Hah dude, Cha Seungyeon used to say over and over when she was drunk. His hair stood on end and he felt something like electric currents spreading over his scalp. Pretending to be unfazed, he kept telling her to stop kidding around. Jiyoung, leaving her empty can on the table, went to the bedroom and lay down next to her daughter without brushing her teeth. She immediately fell fast asleep. Daehyun got himself another beer and knocked it back. Was this some kind of joke? Was she drunk? Was she possessed by a spirit or something, like those people on TV?

The next morning, Jiyoung came out of the bedroom massaging her temples. She didn’t seem to remember what had happened the night before. On the one hand, he was relieved to think she had simply been drunk, but on the other hand, that was one spooky drinking habit. He also found it hard to believe that she had actually been drunk and blacked out. She’d only had one can of beer.

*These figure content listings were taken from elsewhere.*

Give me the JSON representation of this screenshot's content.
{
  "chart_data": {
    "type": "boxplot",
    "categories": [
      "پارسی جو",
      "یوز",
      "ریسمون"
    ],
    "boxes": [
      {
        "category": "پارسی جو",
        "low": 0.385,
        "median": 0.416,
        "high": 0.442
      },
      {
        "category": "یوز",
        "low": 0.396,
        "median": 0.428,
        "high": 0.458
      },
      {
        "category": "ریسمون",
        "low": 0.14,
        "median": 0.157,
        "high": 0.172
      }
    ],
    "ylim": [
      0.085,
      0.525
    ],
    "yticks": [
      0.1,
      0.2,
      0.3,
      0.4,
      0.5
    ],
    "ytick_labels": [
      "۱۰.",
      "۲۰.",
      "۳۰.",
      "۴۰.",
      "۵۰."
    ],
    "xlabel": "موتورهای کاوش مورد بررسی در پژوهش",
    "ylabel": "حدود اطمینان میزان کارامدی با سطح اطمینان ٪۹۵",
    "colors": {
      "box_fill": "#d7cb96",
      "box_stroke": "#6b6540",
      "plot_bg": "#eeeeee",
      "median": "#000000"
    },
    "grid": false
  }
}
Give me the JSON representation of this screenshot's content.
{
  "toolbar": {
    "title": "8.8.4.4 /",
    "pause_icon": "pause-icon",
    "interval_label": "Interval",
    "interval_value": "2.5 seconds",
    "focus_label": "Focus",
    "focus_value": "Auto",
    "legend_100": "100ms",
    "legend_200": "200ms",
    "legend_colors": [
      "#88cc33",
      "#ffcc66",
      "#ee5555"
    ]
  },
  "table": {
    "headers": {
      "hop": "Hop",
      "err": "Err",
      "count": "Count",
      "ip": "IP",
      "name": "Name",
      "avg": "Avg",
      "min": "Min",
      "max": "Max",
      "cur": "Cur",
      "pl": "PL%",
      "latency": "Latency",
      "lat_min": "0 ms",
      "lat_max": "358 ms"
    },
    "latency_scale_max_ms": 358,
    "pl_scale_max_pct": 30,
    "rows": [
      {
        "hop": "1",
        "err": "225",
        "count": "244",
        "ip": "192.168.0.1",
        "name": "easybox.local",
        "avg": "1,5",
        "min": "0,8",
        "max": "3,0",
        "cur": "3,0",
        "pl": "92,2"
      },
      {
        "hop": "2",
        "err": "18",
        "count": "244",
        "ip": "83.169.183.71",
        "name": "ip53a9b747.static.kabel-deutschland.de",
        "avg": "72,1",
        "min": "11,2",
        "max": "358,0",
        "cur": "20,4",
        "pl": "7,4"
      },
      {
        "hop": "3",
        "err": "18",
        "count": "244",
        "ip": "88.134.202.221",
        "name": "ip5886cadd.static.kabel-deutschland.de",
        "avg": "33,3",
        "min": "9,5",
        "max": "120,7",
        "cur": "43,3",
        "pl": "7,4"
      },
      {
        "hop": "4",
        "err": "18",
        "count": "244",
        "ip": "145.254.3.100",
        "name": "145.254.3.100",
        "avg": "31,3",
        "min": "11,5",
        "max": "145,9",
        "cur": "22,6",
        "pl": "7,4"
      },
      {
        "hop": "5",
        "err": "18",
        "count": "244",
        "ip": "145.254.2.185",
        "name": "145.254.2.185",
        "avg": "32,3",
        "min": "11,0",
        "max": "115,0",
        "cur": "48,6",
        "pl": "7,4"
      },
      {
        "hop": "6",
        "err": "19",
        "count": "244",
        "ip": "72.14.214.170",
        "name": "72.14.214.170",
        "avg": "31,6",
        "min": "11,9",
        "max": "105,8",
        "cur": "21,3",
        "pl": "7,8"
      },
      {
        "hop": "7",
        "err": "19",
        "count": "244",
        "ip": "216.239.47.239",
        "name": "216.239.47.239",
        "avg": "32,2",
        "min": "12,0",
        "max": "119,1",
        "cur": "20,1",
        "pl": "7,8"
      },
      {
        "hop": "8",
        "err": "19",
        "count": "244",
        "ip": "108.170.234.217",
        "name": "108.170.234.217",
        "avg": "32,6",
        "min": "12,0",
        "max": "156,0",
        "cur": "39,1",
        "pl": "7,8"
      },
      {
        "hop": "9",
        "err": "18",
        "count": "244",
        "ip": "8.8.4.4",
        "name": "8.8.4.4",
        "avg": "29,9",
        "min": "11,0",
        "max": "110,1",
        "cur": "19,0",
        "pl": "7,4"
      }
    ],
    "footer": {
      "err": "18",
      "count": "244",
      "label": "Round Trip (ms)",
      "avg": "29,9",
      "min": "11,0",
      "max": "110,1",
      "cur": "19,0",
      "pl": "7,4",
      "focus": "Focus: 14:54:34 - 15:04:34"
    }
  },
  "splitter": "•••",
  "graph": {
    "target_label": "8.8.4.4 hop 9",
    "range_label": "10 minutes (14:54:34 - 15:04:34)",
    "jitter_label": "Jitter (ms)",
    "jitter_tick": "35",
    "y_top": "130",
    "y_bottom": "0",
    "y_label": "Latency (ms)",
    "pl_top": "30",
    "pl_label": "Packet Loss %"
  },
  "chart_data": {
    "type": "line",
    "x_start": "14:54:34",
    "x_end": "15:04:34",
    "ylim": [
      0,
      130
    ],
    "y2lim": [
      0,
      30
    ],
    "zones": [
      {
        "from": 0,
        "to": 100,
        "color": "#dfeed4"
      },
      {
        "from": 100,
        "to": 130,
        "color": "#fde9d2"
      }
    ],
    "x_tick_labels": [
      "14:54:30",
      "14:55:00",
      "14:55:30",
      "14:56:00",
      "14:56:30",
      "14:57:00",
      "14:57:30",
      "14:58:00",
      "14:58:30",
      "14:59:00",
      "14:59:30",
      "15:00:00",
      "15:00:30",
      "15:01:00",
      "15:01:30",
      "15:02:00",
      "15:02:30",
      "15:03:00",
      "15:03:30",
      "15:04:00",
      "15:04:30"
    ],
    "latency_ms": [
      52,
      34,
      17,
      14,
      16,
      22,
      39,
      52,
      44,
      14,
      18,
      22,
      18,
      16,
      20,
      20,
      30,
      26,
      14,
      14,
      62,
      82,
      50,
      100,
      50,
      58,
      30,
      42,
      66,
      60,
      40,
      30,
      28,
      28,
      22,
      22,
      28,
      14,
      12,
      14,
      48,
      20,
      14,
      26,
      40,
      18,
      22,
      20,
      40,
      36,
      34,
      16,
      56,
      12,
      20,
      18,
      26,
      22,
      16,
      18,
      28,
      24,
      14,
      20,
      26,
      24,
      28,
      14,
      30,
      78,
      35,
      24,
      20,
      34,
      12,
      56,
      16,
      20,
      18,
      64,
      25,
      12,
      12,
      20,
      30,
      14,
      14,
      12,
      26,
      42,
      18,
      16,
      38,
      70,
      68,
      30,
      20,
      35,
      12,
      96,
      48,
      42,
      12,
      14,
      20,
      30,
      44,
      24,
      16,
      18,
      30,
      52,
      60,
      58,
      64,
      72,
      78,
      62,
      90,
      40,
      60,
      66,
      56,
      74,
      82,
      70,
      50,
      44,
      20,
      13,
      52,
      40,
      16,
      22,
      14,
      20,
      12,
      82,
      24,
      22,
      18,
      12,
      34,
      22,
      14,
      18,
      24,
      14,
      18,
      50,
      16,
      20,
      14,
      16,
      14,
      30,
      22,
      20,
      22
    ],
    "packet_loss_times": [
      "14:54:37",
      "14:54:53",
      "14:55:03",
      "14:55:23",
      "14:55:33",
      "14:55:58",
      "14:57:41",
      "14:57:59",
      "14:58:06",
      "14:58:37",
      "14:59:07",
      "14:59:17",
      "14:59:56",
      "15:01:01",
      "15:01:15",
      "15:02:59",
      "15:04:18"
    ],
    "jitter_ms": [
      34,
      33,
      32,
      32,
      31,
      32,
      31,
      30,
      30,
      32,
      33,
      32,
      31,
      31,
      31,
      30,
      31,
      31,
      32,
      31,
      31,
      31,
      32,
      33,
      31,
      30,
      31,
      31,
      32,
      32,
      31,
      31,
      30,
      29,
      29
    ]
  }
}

Her odd behavior continued sporadically. She’d send him a text message riddled with cute emoticons she never normally used, or make dishes like ox-bone soup or glass noodles that she neither enjoyed nor was good at. Jiyoung was starting to feel like a stranger to Daehyun. After all this time—the stories they shared, as countless as raindrops, the caresses as soft and gentle as snowflakes, and the beautiful daughter who took after them both—his wife of three years, whom he married after two years of passionate romance, felt like someone else.

 

Then came the Chuseok harvest holidays. They were visiting Daehyun’s parents down in Busan. Daehyun took Friday off, and the three of them left home at seven in the morning and arrived in Busan five hours later. They had lunch with Daehyun’s parents immediately after they arrived, and Daehyun, tired from the long drive, took a nap. Daehyun and Jiyoung used to take turns at the wheel on long drives, but ever since their daughter was born, Daehyun did all the driving. The baby fussed, whined, and cried every time they put her in the car seat, and Jiyoung was better at keeping her occupied and happy by playing with her and giving her snacks.